Guest essay by Eric Worrall
JoNova has discovered that just prior to recent disastrous flooding in Tasmania, Australia, desperate hydropower operators conducted a cloud seeding operation, despite there already being forecasts of torrential rainfall.
The whole sorry mess started, when desperately green Tasmania attempted to go 100% renewable. Tasmania thought they were on a winner, and allegedly got greedy – they may have inadvertently burned out the power cable which connects the island state to mainland Australia, trying to sell too much premium “green” electricity to the mainland.
Hydro Tasmania exceeded safe power transmission levels, Basslink says
BASSLINK owners sought to restrict Hydro Tasmania’s electricity exports and enforce a “cooling off” protocol during the period of the carbon tax to ensure the undersea cable was operated safely and reliably.
The news comes as Basslink prepares to cut the cable today and enable the cause of the fault to be pinpointed.
After three outages in July 2012, Basslink parent company Cityspring Infrastructure Trust sought to enforce what it called a “dynamic protocol” on the service agreement between it and Hydro, which enable it to transmit at “certain elevated levels”.
But the company said the outages came after Hydro transmitted electricity at levels above these in early July.
Hydro and Cityspring then had a protracted dispute which was ultimately arbitrated by former Chief Justice of the High Court Murray Gleeson in 2014.
Opposition leader Bryan Green told Parliament on Wednesday that there was increasing speculation that the $875m cable had been “fried”.
With Tasmania now nearly 100% dependent on hydropower, with no backup available from the mainland, it didn’t take much of an adverse rainfall season to run the hydroelectric dams almost dry.
Hydro Tasmania has confirmed dam levels will drop even lower than earlier projections if rain continues to fall at its current rate.
A day after Energy Minister Matthew Groom said he had asked Hydro Tasmania to review its modelling given the latest delay to the Basslink repair, Hydro CEO Steve Davy revealed modelling had been done based on lower than average rainfall.
It showed dam levels could go as low as 12 per cent.
Hydro had predicted that water storages would not drop below 13.6 per cent by May, but dam levels are already at 13.9 per cent.
Mr Davy told 936 ABC Hobart that was due to receiving just a little over half of average inflows in January, February and March.
“If we received a similar amount relative to average, so a little over half over April, May and June then storages would get to around 12 per cent and stay at that level through to the forecast return of Basslink in the middle of June,” Mr Davy said.
When good rain clouds finally did appear, Hydro Tasmania apparently decided not to take any chances;
Hydro Tasmania seeded clouds before fatal floods, despite forecast
Tasmania’s state-owned hydro-electric power generator could face legal action for damages after admitting it cloud-seeded in or near water catchments the day before disastrous flooding, although heavy rain was forecast.
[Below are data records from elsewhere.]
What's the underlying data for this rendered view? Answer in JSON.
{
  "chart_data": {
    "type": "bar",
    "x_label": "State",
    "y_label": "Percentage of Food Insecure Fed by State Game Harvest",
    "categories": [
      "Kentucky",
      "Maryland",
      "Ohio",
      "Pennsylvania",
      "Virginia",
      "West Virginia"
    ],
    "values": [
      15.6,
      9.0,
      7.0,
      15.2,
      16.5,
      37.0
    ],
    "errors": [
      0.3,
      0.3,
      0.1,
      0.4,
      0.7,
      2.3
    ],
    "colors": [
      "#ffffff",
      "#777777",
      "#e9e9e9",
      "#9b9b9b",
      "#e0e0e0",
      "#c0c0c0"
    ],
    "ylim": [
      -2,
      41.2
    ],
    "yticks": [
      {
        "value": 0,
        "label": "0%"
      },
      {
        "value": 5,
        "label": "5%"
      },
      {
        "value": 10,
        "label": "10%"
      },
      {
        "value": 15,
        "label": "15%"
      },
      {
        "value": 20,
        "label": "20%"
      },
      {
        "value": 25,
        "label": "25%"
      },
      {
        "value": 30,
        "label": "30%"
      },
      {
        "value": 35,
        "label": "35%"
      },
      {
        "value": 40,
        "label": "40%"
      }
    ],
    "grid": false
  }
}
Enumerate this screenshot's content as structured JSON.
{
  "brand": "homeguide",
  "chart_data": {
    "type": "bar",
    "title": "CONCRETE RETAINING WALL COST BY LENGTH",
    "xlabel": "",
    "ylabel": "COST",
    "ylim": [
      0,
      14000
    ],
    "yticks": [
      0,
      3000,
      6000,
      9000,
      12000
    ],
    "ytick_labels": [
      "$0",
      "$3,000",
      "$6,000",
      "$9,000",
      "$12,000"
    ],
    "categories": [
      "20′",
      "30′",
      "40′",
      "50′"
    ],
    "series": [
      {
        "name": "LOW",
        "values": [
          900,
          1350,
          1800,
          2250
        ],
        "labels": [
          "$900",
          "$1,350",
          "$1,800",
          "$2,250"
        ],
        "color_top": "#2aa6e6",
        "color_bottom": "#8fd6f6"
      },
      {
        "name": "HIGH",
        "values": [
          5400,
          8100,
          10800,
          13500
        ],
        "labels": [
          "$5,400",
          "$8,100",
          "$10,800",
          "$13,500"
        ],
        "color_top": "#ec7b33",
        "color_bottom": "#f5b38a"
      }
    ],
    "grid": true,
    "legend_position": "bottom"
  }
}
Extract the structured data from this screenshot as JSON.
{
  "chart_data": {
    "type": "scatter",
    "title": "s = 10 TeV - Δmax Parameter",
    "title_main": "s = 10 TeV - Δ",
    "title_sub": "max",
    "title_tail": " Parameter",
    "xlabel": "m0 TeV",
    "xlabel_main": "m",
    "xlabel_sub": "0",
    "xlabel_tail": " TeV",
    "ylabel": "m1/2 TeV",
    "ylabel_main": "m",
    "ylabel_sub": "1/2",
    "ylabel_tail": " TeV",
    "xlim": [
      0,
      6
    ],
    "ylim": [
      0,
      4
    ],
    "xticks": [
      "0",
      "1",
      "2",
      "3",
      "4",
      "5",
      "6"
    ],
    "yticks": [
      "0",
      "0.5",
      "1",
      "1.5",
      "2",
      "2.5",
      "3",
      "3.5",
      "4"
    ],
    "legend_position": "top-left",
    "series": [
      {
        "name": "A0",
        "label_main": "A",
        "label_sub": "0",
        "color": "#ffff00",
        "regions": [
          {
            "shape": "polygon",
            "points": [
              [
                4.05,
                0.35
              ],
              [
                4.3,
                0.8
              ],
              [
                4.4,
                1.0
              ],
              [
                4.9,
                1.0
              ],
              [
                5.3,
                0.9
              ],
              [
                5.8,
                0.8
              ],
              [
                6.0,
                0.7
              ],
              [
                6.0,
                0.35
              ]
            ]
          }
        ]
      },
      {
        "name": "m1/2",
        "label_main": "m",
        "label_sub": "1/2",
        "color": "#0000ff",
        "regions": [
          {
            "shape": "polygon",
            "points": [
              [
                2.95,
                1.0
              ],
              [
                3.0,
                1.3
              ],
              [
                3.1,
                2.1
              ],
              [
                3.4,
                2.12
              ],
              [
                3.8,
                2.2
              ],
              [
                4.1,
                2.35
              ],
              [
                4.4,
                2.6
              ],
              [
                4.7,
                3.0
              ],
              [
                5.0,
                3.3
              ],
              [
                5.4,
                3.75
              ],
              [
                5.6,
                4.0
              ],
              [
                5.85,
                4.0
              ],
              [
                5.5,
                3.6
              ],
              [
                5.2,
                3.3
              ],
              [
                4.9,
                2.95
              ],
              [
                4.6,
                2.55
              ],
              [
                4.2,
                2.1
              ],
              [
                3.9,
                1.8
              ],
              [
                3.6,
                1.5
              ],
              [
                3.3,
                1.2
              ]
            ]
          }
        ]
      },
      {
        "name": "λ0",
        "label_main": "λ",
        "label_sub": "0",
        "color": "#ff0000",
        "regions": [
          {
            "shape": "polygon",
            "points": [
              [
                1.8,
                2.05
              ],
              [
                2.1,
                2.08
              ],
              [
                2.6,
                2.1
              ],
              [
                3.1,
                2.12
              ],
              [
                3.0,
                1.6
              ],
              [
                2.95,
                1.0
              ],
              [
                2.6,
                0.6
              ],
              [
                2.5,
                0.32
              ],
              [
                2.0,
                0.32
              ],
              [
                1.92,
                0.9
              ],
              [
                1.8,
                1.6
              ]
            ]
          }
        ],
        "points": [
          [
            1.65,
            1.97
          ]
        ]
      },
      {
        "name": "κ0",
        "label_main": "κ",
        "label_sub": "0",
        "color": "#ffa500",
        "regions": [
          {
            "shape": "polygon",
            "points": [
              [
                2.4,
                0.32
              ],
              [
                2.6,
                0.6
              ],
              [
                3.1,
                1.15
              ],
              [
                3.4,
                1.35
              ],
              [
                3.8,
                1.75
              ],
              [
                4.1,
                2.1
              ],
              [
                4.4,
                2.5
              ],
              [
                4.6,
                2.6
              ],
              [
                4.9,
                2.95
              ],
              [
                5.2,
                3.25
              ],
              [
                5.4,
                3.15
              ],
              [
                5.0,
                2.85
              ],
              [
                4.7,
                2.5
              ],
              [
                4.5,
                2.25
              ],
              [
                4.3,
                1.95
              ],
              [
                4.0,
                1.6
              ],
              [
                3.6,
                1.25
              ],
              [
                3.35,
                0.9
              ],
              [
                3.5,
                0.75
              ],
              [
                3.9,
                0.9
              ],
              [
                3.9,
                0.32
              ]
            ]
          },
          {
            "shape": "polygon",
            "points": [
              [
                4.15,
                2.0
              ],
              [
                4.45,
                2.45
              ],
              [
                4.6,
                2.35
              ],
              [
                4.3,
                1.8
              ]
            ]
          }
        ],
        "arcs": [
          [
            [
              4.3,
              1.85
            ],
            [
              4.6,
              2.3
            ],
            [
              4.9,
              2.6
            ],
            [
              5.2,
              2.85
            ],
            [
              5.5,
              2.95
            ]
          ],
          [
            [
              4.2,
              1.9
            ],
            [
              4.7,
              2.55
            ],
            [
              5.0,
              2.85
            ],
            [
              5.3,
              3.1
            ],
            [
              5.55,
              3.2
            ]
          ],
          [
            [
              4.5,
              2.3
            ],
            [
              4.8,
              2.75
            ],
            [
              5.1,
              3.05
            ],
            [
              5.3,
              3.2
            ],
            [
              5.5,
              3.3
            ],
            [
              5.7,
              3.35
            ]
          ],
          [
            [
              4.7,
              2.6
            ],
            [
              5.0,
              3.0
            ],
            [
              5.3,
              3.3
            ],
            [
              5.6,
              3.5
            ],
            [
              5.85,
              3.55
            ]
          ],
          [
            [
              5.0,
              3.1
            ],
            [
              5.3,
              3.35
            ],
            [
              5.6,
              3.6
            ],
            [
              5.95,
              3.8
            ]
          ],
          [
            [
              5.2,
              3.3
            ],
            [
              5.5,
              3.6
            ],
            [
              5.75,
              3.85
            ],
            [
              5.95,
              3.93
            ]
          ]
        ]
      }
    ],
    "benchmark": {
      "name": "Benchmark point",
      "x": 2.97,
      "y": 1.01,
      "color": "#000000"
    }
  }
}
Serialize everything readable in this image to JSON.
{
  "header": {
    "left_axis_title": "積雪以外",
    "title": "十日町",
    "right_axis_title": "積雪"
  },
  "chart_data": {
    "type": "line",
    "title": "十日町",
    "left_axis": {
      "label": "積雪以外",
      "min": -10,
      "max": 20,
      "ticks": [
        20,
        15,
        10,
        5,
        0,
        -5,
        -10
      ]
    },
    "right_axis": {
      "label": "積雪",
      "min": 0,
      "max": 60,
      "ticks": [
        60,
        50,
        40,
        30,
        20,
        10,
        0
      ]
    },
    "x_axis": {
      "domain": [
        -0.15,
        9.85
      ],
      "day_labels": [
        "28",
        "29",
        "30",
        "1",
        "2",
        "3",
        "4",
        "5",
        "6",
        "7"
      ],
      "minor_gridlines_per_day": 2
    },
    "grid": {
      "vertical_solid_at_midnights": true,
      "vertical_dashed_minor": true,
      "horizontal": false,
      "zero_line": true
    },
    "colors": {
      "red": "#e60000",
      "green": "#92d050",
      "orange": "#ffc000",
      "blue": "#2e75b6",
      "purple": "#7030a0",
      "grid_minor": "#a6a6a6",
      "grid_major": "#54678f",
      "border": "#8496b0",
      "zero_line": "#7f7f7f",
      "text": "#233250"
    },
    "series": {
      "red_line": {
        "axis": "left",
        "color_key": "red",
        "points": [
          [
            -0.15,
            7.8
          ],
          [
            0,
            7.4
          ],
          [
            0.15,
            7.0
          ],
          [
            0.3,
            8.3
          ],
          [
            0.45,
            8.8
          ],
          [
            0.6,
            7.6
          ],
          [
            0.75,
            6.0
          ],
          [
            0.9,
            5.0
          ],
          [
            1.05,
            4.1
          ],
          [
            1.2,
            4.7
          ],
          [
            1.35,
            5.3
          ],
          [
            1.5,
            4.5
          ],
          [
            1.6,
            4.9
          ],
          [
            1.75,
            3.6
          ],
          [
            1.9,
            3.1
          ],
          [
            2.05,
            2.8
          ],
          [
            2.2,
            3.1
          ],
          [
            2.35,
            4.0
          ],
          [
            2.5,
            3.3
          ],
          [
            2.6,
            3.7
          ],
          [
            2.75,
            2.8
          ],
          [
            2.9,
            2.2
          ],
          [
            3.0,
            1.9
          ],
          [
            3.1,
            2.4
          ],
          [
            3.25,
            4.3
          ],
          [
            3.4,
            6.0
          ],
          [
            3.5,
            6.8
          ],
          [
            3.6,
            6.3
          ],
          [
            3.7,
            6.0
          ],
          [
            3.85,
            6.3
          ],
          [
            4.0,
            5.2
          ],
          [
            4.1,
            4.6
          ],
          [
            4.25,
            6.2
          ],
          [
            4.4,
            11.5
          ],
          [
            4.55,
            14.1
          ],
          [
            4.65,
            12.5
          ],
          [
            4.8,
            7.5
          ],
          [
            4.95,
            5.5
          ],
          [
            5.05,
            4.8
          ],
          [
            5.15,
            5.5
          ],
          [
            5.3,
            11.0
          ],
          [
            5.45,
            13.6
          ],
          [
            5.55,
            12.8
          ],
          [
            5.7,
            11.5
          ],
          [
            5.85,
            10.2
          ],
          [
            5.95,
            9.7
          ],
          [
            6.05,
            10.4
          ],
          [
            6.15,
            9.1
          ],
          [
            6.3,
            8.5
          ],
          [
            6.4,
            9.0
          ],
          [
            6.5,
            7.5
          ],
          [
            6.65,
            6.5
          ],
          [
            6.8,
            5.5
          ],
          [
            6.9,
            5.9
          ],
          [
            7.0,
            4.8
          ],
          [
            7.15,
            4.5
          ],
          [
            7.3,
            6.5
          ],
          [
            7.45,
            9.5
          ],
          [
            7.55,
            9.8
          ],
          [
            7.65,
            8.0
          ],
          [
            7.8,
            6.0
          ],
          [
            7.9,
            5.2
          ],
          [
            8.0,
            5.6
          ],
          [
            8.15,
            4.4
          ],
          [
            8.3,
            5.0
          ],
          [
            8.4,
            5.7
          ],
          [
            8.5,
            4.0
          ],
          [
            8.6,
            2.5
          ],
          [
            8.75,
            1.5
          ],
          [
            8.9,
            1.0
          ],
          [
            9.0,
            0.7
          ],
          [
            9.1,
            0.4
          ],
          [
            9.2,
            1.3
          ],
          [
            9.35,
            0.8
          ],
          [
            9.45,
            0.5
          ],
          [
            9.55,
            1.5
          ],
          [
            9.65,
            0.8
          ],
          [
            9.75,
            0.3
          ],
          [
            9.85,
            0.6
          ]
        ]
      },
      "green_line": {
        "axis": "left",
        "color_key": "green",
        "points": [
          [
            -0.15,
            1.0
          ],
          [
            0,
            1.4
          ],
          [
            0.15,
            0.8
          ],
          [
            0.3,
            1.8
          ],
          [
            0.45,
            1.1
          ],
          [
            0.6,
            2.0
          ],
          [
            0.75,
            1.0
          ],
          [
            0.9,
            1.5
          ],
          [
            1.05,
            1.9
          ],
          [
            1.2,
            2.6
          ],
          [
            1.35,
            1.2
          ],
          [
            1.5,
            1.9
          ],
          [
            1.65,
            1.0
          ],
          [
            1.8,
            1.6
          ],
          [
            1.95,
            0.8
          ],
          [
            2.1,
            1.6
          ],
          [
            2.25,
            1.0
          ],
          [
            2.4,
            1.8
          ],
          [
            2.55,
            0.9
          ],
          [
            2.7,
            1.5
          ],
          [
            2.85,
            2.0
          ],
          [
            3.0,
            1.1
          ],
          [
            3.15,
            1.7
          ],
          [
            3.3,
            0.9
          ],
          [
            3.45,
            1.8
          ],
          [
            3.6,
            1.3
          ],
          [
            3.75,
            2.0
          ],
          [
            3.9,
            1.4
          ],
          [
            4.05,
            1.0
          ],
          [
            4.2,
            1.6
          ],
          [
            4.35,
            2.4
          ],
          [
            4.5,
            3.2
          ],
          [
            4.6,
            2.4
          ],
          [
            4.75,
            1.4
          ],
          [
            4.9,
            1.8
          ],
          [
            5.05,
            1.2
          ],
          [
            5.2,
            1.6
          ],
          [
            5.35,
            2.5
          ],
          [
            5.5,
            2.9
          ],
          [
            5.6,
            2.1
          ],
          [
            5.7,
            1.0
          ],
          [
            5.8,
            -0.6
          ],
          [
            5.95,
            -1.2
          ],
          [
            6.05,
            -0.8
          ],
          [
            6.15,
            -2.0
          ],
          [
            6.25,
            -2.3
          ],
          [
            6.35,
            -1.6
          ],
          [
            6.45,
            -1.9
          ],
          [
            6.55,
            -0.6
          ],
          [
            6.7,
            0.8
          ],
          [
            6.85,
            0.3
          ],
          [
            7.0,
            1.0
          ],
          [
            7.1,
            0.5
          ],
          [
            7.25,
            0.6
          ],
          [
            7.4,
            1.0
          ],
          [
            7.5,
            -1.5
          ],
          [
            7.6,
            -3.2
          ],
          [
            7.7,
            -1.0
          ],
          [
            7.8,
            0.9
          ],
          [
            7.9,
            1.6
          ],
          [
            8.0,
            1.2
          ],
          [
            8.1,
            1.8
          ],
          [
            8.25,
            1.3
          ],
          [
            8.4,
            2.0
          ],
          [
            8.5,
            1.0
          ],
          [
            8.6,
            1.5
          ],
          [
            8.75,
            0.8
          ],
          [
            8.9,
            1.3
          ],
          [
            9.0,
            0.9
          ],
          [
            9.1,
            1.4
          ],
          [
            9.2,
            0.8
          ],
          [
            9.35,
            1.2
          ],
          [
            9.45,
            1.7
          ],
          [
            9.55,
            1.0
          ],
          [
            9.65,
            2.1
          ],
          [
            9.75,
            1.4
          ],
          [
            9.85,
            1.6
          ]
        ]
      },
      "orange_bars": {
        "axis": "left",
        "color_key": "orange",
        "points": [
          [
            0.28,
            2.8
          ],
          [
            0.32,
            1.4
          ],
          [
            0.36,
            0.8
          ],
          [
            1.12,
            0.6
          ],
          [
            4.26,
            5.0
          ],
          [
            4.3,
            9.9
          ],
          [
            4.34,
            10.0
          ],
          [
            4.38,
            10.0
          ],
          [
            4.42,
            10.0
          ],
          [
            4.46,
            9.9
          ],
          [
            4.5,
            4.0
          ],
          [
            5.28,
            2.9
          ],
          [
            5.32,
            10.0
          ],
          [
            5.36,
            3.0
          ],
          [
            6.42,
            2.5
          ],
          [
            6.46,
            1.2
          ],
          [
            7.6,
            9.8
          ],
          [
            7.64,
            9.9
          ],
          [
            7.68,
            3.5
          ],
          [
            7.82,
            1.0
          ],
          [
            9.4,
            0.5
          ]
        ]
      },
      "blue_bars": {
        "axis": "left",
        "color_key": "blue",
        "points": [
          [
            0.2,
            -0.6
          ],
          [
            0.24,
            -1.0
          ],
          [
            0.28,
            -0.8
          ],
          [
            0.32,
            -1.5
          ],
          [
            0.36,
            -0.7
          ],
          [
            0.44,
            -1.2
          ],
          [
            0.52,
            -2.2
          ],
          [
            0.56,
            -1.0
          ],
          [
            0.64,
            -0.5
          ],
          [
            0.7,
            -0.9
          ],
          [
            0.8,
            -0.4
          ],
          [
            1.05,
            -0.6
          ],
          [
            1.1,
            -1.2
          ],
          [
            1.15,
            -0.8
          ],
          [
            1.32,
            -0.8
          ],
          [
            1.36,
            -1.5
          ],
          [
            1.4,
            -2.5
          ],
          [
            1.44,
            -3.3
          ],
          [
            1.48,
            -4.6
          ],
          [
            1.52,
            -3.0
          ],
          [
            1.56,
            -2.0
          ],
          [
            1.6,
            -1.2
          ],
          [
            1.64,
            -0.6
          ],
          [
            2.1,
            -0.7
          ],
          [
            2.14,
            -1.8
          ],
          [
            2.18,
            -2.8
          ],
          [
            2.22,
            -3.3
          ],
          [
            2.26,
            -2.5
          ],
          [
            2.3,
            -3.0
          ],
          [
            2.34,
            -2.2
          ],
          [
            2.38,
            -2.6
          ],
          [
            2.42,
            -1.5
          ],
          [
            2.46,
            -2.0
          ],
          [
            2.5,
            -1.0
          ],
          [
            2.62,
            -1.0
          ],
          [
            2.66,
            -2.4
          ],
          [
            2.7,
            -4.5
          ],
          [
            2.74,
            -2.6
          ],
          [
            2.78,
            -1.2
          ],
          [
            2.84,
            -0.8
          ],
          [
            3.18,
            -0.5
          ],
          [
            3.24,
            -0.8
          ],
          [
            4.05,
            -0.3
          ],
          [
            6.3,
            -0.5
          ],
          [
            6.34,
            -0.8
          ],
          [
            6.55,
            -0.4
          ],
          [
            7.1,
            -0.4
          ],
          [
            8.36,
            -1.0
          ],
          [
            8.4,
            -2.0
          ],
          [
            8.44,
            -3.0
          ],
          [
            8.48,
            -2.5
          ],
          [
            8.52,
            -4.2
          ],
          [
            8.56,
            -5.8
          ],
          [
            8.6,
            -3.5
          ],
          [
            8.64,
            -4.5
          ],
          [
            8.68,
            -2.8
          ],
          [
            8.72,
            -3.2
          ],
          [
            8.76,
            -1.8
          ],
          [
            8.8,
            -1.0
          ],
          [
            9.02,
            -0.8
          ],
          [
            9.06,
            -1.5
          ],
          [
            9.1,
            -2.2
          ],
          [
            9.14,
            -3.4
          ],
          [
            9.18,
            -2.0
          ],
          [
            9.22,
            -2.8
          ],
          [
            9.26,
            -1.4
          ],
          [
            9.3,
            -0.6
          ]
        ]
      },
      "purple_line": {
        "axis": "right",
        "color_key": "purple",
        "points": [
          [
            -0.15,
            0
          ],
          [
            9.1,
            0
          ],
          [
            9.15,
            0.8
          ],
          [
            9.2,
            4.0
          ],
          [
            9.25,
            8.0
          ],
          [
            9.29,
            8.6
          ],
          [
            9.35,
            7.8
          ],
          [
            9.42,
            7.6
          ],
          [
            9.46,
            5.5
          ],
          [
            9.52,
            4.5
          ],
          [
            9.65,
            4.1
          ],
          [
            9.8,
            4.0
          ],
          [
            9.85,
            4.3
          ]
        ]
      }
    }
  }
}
Hydro Tasmania’s cloud-seeding plane was sent up on Sunday morning and seeded clouds with silver iodide to increase rainfall for an hour and 34 minutes, from 10.57am, despite the weather forecast.
The operation targeted the Upper Derwent catchment, an area that less than 24 hours later saw damaging floods which left one man missing, feared drowned at Ouse and caused major damage to property and stock.
The cloud-seeding also was within about 10km of the Mersey-Forth catchment area, which also hours later experienced rapid and disastrous flooding that killed a woman and inundated dozens of homes at Latrobe.
“We are gobsmacked that the Hydro would do this, considering the weather forecasts as of Wednesday or Thursday last week were saying significant rain between 80 to 100mm or more,” said Wayne Johnston, president of the Tasmanian Farmers and Graziers Association. “There is rising anger from farmers who have now lost significant infrastructure, without the loss of livestock and possible loss of life.
If Tasmania had a sensible backup strategy, involving adequate fossil fuel backup, or a zero emissions nuclear power plant, or if they hadn’t allegedly burned out their connector cable to the mainland through their alleged greed to cash in on premium renewable sales, they wouldn’t be in this sorry mess.
In their zeal to be 100% green, Tasmania made a series of decisions which in my opinion were utterly stupid. It looks like Tasmania’s green policies may have caused the death of at least one person, who died in flooding which was likely exacerbated by an unwise decision to attempt to boost an already torrential downpour.